Friday, 17 July 2015

Friday Fungus: wild mushrooms and the tragedy of the commons

You've got dressed up, hired a cab and are safely seated in that special restaurant for your special occasion. Scanning down the menu your eyes fall on a "mosaic of chicken, wild mushrooms and pistachio nuts - an elegant combination of woody, autumnal flavours packed into a chunky terrine". If you're me, you leap as the prospect of wild mushrooms and place the order for your starter. What you don't do is ask how those wild mushrooms arrived at a posh restaurant in Ilkley. Perhaps it's time to start asking - for the sake of our woodlands and for the sake of us continuing to enjoy the fabulous flavours of those wild mushrooms blessing our palettes.

We're familiar with the tragedy of the commons (although it is often misrepresented):

...each human exploiter of the common was guided by self-interest. At the point when the carrying capacity of the commons was fully reached, a herdsman might ask himself, “Should I add another animal to my herd?” Because the herdsman owned his animals, the gain of so doing would come solely to him. But the loss incurred by overloading the pasture would be “commonized” among all the herdsmen. Because the privatized gain would exceed his share of the commonized loss, a self-seeking herdsman would add another animal to his herd. And another. And reasoning in the same way, so would all the other herdsmen. Ultimately, the common property would be ruined.

So it is with wild foraging for mushrooms.

The New Forest Association (NFA) says there's growing anger over "commercial gangs" invading and filching fungi to flog to posh hotels and restaurants in back-door deals.

Experts have warned the gangs could even kill because pickers who don't know the different species are likely to take deadly toadstools and other poisonous fungi in mistake for edible and safe mushrooms.

Forestry Commission bosses have now vowed to "disrupt" commercial pickers plundering this autumn's crop - but campaigners are demanding an outright ban.

This same story is repeated across our woodlands - from Epping Forest to Ogden Water you'll see evidence of large scale mushroom gathering. How else did you think all those wild mushrooms arrived in all those restaurants? And the easy result of authorities is to introduce a ban:

Authorities in London's Epping Forest have been stopping and searching walkers in an attempt to catch foragers who are stripping the woodland of fungi.

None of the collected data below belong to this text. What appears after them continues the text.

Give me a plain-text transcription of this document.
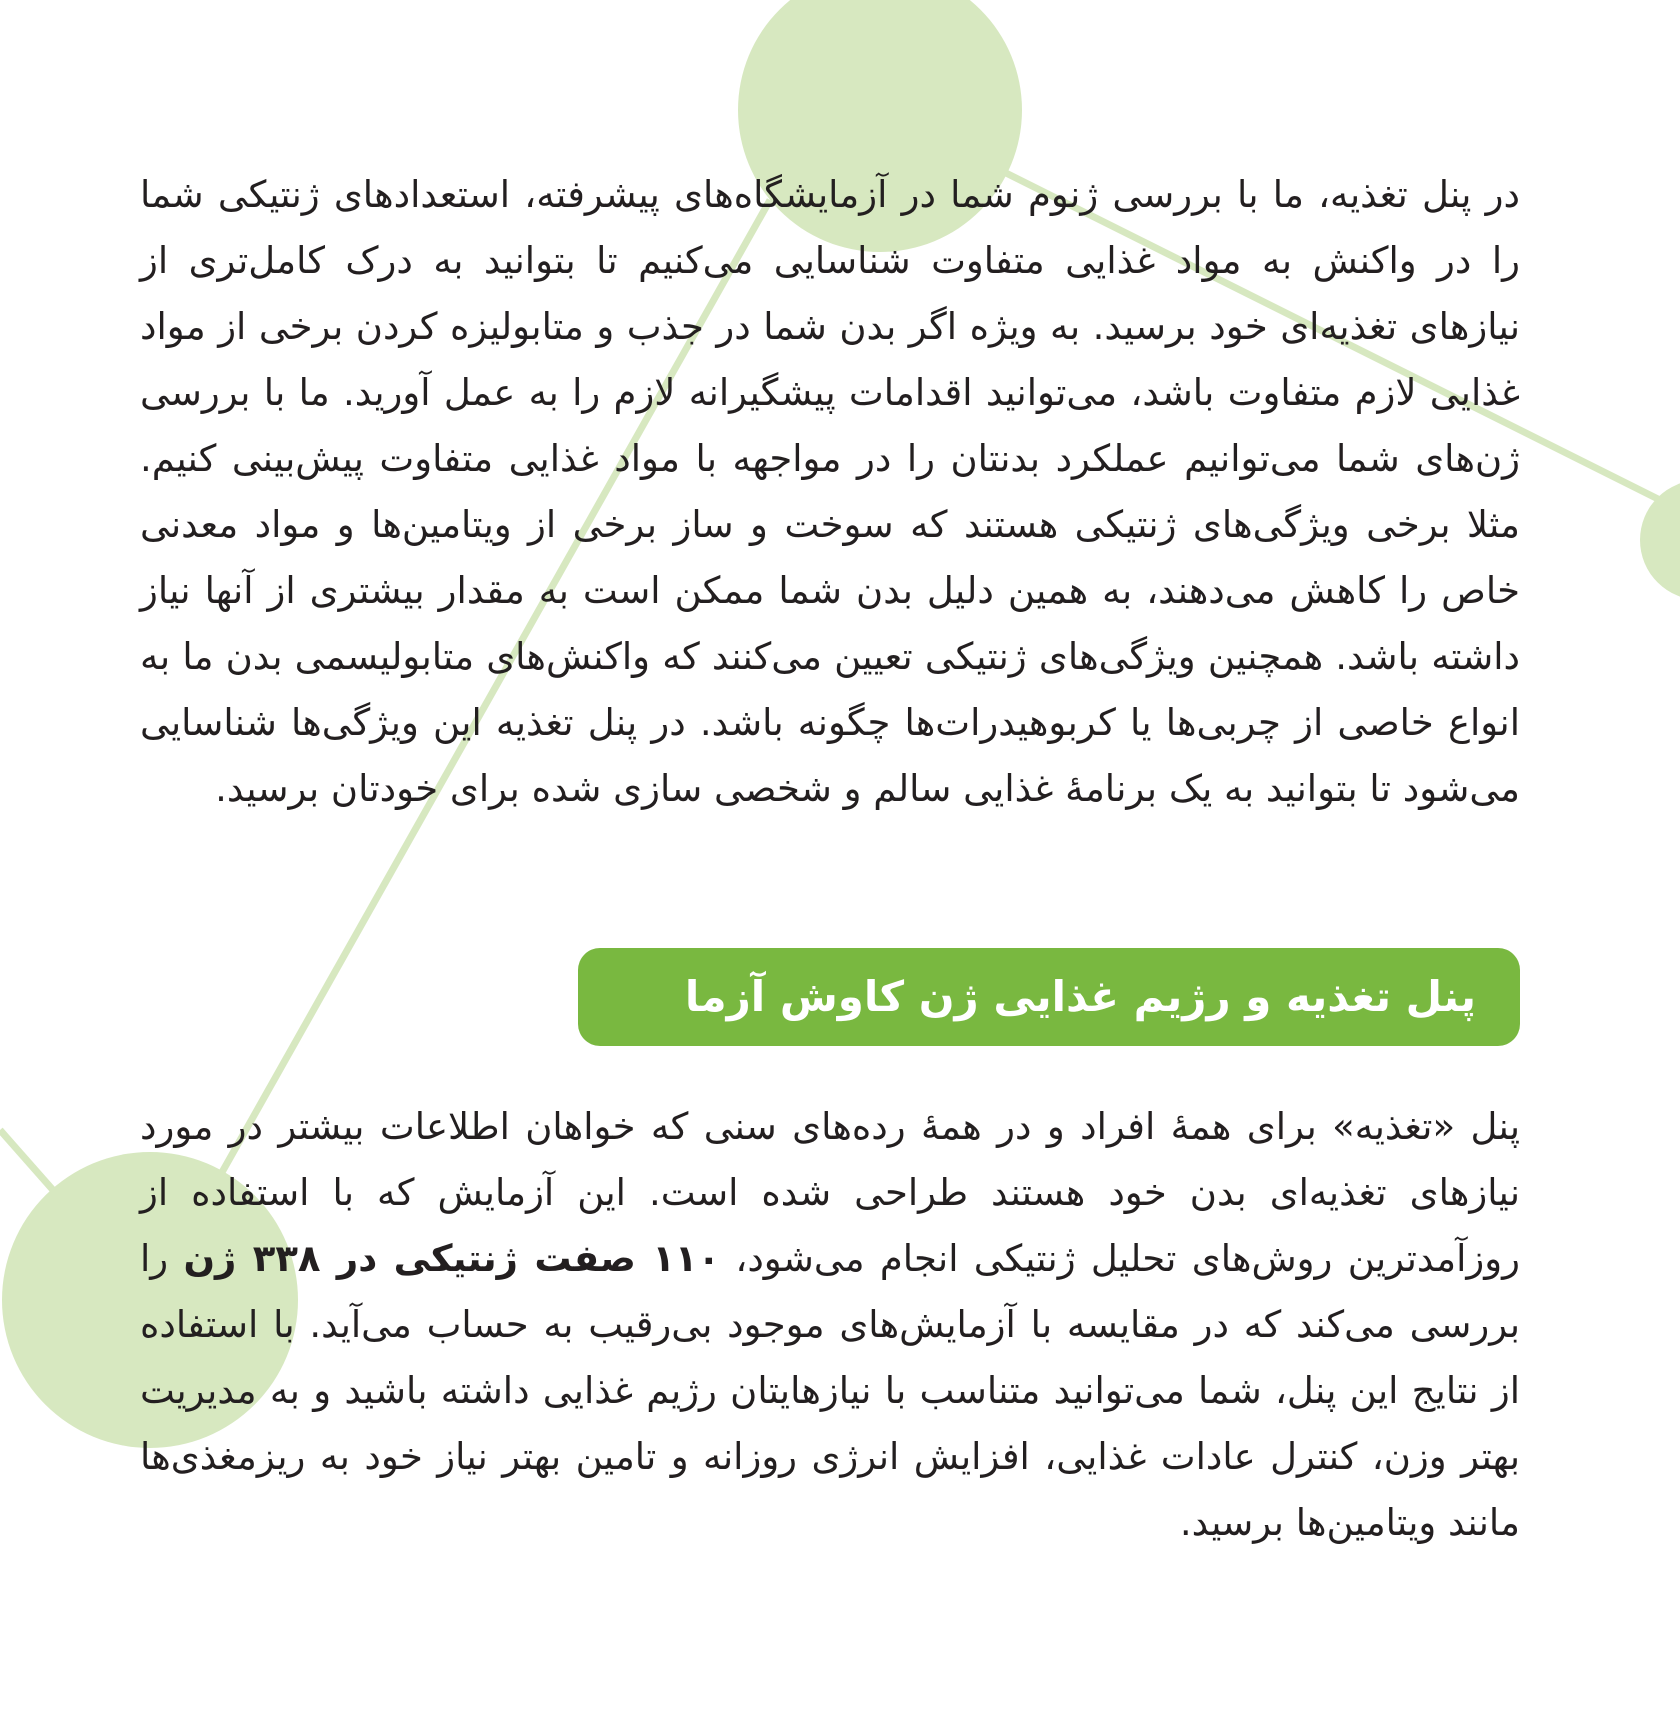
در پنل تغذیه، ما با بررسی ژنوم شما در آزمایشگاه‌های پیشرفته، استعدادهای ژنتیکی شما را در واکنش به مواد غذایی متفاوت شناسایی می‌کنیم تا بتوانید به درک کامل‌تری از نیازهای تغذیه‌ای خود برسید. به ویژه اگر بدن شما در جذب و متابولیزه کردن برخی از مواد غذایی لازم متفاوت باشد، می‌توانید اقدامات پیشگیرانه لازم را به عمل آورید. ما با بررسی ژن‌های شما می‌توانیم عملکرد بدنتان را در مواجهه با مواد غذایی متفاوت پیش‌بینی کنیم. مثلا برخی ویژگی‌های ژنتیکی هستند که سوخت و ساز برخی از ویتامین‌ها و مواد معدنی خاص را کاهش می‌دهند، به همین دلیل بدن شما ممکن است به مقدار بیشتری از آنها نیاز داشته باشد. همچنین ویژگی‌های ژنتیکی تعیین می‌کنند که واکنش‌های متابولیسمی بدن ما به انواع خاصی از چربی‌ها یا کربوهیدرات‌ها چگونه باشد. در پنل تغذیه این ویژگی‌ها شناسایی می‌شود تا بتوانید به یک برنامهٔ غذایی سالم و شخصی سازی شده برای خودتان برسید.

پنل تغذیه و رژیم غذایی ژن کاوش آزما

پنل «تغذیه» برای همهٔ افراد و در همهٔ رده‌های سنی که خواهان اطلاعات بیشتر در مورد نیازهای تغذیه‌ای بدن خود هستند طراحی شده است. این آزمایش که با استفاده از روزآمدترین روش‌های تحلیل ژنتیکی انجام می‌شود، ۱۱۰ صفت ژنتیکی در ۳۳۸ ژن را بررسی می‌کند که در مقایسه با آزمایش‌های موجود بی‌رقیب به حساب می‌آید. با استفاده از نتایج این پنل، شما می‌توانید متناسب با نیازهایتان رژیم غذایی داشته باشید و به مدیریت بهتر وزن، کنترل عادات غذایی، افزایش انرژی روزانه و تامین بهتر نیاز خود به ریزمغذی‌ها مانند ویتامین‌ها برسید.
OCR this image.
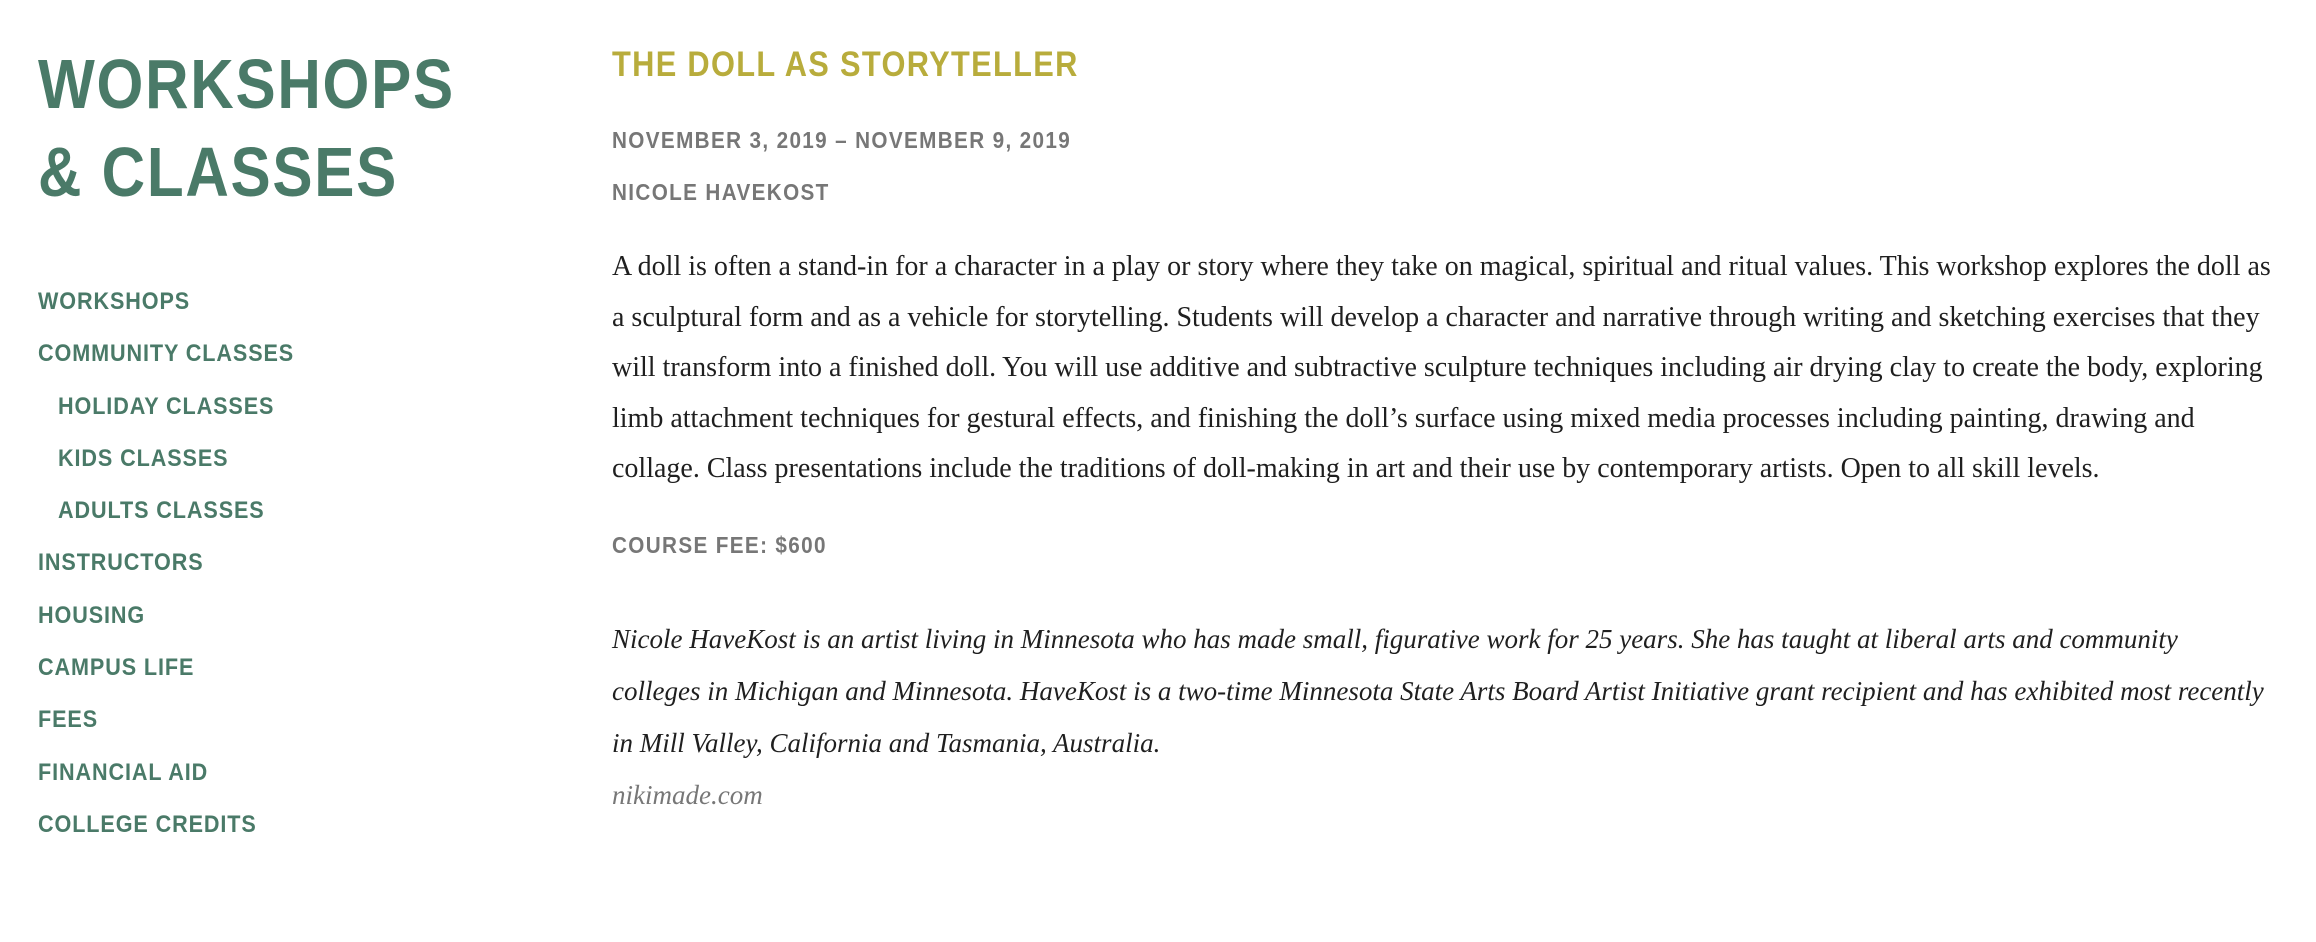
WORKSHOPS
& CLASSES
WORKSHOPS
COMMUNITY CLASSES
HOLIDAY CLASSES
KIDS CLASSES
ADULTS CLASSES
INSTRUCTORS
HOUSING
CAMPUS LIFE
FEES
FINANCIAL AID
COLLEGE CREDITS
THE DOLL AS STORYTELLER
NOVEMBER 3, 2019 – NOVEMBER 9, 2019
NICOLE HAVEKOST

A doll is often a stand-in for a character in a play or story where they take on magical, spiritual and ritual values. This workshop explores the doll as a sculptural form and as a vehicle for storytelling. Students will develop a character and narrative through writing and sketching exercises that they will transform into a finished doll. You will use additive and subtractive sculpture techniques including air drying clay to create the body, exploring limb attachment techniques for gestural effects, and finishing the doll’s surface using mixed media processes including painting, drawing and collage. Class presentations include the traditions of doll-making in art and their use by contemporary artists. Open to all skill levels.

COURSE FEE: $600

Nicole HaveKost is an artist living in Minnesota who has made small, figurative work for 25 years. She has taught at liberal arts and community colleges in Michigan and Minnesota. HaveKost is a two-time Minnesota State Arts Board Artist Initiative grant recipient and has exhibited most recently in Mill Valley, California and Tasmania, Australia.

nikimade.com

Forest keepers are trying to crack down on the harmful practice after gangs of foragers descended on the woodland in vans to cart away hauls of mushrooms which are then sold to restaurants.

The plants can fetch up to £50 per kilo as the trend for foraged food in upmarket restaurants in London and around the country has sent demand soaring.

The problem is that, as we know too well, a ban would simply drive up the price and make it worth the while to carry on foraging (the downside risk is probably pretty small). Even if we banned restaurants from selling wild mushrooms - imagine the foodie cries of pain - there's still be a market at the restaurant backdoor at an even higher price.

Instead of banning foraging would it not be more sensible (and lucrative) for places like Epping Forest and the New Forest to auction off the rights to crop the mushrooms? Trust me, if you've forked out thousands of quid for something you'll be making really sure people don't arrive and steal it from you. The owners of the rights would back up the local keepers and wardens to stop the poaching of fungi - we'd have an industry interested in a sustainable product rather than a collection of uncontrolled exploiters of common rights.

Despite this, I'll bet you that the choices of authorities will be the ban not the licence.

1 comment:

Trofim said...

England is simply overpopulated. Overpopulation is at the heart of many of our social and economic problems. In eastern Europe people gather as much as they want without detriment to the environment. Poland, e.g, has a population density less than a third of England. In Russia, of course, whole trains leave Russian cities in season especially for fungus pickers. In eastern Europe people go out angling in order to eat the fish, often on the spot on a fire. You can't do that here.